Bottom line - the general ISO line of "trust us" and "stop being nasty about us" doesn't hold any water. It's time to explain yourselves in the full glare of public attention, and *prove* that your processes were all fair and above board. This isn't about anyone else, this is about the *BSI* and what *they* have done...

Sothis 2 May, 2008 15:45
Reply

The ukuug quit the standaardization proces.
They could have had a vote in the official recommendation on Office Open XML to BSI but choose to leave.

It would have have made certain they knew what the recommendation of the committee exactly was. As this is not public information the ukuug placing themselves outisde the proces has no more acces to the committee information.

If BSI has claimed to follow the recommendation in their official communications I would have little doubt on that.
If the ukuug would like to have a case they woyuld need to come up with the official recommendation of the committee and prove that BSI has not followed it.
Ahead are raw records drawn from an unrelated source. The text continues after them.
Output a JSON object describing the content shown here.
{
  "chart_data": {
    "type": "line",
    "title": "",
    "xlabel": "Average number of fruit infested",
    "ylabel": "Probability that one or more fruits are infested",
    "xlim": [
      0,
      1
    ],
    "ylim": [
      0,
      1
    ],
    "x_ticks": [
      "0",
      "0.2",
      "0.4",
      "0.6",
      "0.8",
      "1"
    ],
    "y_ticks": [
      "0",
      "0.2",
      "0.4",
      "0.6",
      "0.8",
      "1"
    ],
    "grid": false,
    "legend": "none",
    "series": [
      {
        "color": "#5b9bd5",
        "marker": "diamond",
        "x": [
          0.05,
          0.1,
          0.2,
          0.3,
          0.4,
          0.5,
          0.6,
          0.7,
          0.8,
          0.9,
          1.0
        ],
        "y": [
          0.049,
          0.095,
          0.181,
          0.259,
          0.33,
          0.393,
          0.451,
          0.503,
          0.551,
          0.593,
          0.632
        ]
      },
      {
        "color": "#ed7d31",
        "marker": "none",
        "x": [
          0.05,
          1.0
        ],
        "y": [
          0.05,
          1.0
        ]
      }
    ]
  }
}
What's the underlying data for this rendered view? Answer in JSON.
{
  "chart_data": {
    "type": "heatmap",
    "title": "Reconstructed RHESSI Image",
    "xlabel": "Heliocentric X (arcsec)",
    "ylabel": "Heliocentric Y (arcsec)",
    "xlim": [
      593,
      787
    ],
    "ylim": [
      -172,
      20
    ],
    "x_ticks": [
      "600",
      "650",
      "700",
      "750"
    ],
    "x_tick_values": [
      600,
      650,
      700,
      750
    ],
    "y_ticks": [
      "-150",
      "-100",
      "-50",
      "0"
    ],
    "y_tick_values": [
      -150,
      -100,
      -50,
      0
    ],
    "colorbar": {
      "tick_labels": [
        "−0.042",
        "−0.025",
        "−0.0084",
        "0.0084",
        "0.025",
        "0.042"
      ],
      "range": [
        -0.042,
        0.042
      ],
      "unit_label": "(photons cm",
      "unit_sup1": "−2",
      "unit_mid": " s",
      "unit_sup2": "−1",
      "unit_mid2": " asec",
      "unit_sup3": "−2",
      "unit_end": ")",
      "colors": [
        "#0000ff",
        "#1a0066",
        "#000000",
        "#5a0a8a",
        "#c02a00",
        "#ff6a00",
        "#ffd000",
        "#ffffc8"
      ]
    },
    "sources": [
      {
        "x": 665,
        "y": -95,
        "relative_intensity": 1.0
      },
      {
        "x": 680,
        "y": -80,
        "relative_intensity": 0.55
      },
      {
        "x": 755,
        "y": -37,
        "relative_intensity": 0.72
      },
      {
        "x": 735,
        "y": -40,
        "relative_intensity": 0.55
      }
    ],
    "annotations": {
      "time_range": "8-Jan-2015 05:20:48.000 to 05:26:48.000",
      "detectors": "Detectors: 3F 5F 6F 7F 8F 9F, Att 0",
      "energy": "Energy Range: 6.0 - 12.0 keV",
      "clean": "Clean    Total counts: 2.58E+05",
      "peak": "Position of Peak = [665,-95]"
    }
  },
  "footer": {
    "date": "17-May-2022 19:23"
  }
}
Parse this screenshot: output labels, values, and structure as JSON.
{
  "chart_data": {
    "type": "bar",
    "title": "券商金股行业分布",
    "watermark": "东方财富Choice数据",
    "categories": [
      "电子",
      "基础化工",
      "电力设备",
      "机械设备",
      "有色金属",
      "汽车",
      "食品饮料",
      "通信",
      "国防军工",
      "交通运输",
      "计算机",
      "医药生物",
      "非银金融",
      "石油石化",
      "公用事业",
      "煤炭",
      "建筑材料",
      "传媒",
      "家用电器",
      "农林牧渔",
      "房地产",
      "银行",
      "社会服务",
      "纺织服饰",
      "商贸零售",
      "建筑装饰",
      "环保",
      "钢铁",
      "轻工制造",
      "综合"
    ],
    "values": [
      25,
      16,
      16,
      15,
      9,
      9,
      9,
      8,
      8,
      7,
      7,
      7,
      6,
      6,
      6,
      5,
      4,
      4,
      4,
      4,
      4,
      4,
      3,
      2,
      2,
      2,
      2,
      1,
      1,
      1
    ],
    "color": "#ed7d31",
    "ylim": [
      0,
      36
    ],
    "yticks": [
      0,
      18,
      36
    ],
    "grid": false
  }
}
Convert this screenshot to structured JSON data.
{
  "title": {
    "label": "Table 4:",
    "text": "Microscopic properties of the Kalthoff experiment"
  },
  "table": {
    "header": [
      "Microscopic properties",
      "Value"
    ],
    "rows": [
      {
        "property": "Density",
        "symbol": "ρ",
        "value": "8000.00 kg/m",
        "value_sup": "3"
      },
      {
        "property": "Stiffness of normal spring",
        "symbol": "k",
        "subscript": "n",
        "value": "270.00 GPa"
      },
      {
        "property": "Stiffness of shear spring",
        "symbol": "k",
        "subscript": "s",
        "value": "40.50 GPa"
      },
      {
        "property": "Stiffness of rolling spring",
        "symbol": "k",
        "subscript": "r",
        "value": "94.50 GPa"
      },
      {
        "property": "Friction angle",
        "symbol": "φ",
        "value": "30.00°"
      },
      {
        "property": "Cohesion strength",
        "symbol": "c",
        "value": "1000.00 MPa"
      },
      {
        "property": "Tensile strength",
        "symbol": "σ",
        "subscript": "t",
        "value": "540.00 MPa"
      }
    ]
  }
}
If that were the case it would be likely they had already done that to support the claims Williams made earlier which have not been supported by the tinyest bit of proof or even supportive 1st party claims from committee members.

Albert 2 May, 2008 17:53
Reply

Sigh...

At the risk of repeating myself - This is about the BSI, not UKUUG.

"If BSI has claimed to follow the recommendation in their official communications I would have little doubt on that."

Good for you. Judging from the reactions around the world though, not everyone shares your lack of doubt - that's kind of the point of the case, wouldn't you agree?
Anyway, perhaps we should let the High Court decide, rather than taking your, or the BSI's, word for it?

"If the ukuug would like to have a case they woyuld need to come up with the official recommendation of the committee and prove that BSI has not followed it."

Again, perhaps we should let the Court decide?

Oh, and wasn't there more than one committee? It was the policy committee that had the final say the first time round wasn't it? What happened recently?

Funny old world...

Sothis 2 May, 2008 18:04
Reply

[quote]Anyway, perhaps we should let the High Court decide, rather than taking your, or the BSI's, word for it? [/quote]

Actually the high court has nothing to decide as the ukuug has likely no standing and has not presented any case yet.
If they were a participant in the BSI committee they might have some standing on what BSI states on therecommendations made by the committee but of course ukuug has left the committee and is not involved in the recommendation.

Just stating that you do not agree does not make a court ruling on that issue. ukuug will have to show more than empty words for a court to rule on the issue in stead of dismisseing the case immediatly.

Why would BSI be required to confirm their stament that they have followed the recommendation.
There is no evidence of the contrary.

And even then the BSI can do with a recommendation what they want. This is why ukuug has no standing whatsoever. BSI is an independant standards organ that can vote what they want without having to answer to ukuug or do what is in the particular interest of ukuug.